On admire les nombreuses compositions florales dont l’éphémère beauté nous saisit.

Au fil des différentes époques, les compositions changent. De classiques, mesurées, elles tendent vers une exubérance riche et artificielle. Précieuses, débauche de trésors, œuvres décoratives, les scènes sont composées pour flatter les sens. L’esthétisme luxueux convient au règne de Louis XIV.

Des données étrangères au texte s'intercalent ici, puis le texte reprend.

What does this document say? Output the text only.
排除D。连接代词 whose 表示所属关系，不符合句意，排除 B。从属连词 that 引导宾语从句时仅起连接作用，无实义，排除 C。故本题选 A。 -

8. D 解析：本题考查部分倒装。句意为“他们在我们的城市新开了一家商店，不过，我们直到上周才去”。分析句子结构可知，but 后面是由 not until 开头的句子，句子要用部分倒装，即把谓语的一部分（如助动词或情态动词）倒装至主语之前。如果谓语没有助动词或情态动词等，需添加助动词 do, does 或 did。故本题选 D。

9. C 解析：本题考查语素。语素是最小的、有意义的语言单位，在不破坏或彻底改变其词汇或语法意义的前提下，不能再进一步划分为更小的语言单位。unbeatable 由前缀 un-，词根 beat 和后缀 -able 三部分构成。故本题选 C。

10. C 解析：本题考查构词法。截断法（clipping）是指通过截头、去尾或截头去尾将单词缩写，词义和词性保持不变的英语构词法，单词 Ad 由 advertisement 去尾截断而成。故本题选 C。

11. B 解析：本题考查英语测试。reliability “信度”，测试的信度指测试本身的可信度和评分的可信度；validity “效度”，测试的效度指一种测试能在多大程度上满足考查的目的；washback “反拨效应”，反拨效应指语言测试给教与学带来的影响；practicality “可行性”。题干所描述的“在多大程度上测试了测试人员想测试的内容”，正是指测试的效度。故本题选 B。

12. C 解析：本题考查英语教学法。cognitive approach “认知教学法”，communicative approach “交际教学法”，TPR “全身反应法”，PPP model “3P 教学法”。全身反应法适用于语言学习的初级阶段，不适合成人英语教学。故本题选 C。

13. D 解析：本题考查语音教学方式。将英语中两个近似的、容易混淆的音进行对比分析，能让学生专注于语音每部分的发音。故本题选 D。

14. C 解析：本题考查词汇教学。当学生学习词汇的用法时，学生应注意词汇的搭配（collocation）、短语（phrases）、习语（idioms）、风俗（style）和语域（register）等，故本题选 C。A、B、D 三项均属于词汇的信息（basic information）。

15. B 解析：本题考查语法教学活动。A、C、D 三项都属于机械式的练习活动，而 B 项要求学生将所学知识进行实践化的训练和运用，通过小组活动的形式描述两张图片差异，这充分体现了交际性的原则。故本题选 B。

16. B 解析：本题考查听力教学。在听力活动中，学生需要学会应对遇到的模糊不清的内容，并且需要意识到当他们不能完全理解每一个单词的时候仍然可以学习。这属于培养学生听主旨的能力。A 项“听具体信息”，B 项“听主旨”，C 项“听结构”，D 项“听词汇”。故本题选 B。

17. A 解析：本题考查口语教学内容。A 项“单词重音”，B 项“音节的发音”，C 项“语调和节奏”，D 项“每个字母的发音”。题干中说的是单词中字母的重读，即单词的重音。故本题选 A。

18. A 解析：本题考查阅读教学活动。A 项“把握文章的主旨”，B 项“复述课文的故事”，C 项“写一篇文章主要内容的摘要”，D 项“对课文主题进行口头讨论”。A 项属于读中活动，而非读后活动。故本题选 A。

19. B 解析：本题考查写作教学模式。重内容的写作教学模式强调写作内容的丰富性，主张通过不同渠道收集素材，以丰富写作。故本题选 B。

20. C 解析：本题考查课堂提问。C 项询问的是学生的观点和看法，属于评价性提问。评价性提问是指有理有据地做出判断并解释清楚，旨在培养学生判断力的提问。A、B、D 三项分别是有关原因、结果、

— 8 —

« Le plus la Peinture imite fortement et fidèlement la nature, plus elle nous conduit rapidement et directement vers sa fin, qui est de séduite nos yeux. » De Piles, chef de file des théoriciens à l’Académie à la fin du siècle, en 1708.

La vanité « tout le tragique de la condition humaine », particularité de la nature morte, montre une composition qui amène au funèbre et à la fragilité de la vie. Le religieux est dépassé et suggère d’autres symboles. Aux ossements, aux crânes, les artistes intègrent souvent des objets comme un livre, un sablier, un vase, une bougie… Le matériel, toute chose tangible, et le spirituel, l’essence mystique de l’âme. Ce chapitre est rédigé par Alexis Merle du Bourg, docteur en Histoire de l’Art.
Là encore, les tableaux montrent des styles bien différents et « ambivalents ». (L’ambivalence, lorsque le peintre ajoute un miroir dans lequel un crâne s’y mire. « De manière continue depuis le Moyen-Âge, le miroir a été associé à la dénonciation explicite de la vanité, et secondairement de la luxure… »).
La sobriété de certaines œuvres qui renvoient à la déchéance, au néant, à la solitude, fait place à une autre génération qui montre une « sophistication » plus prononcée.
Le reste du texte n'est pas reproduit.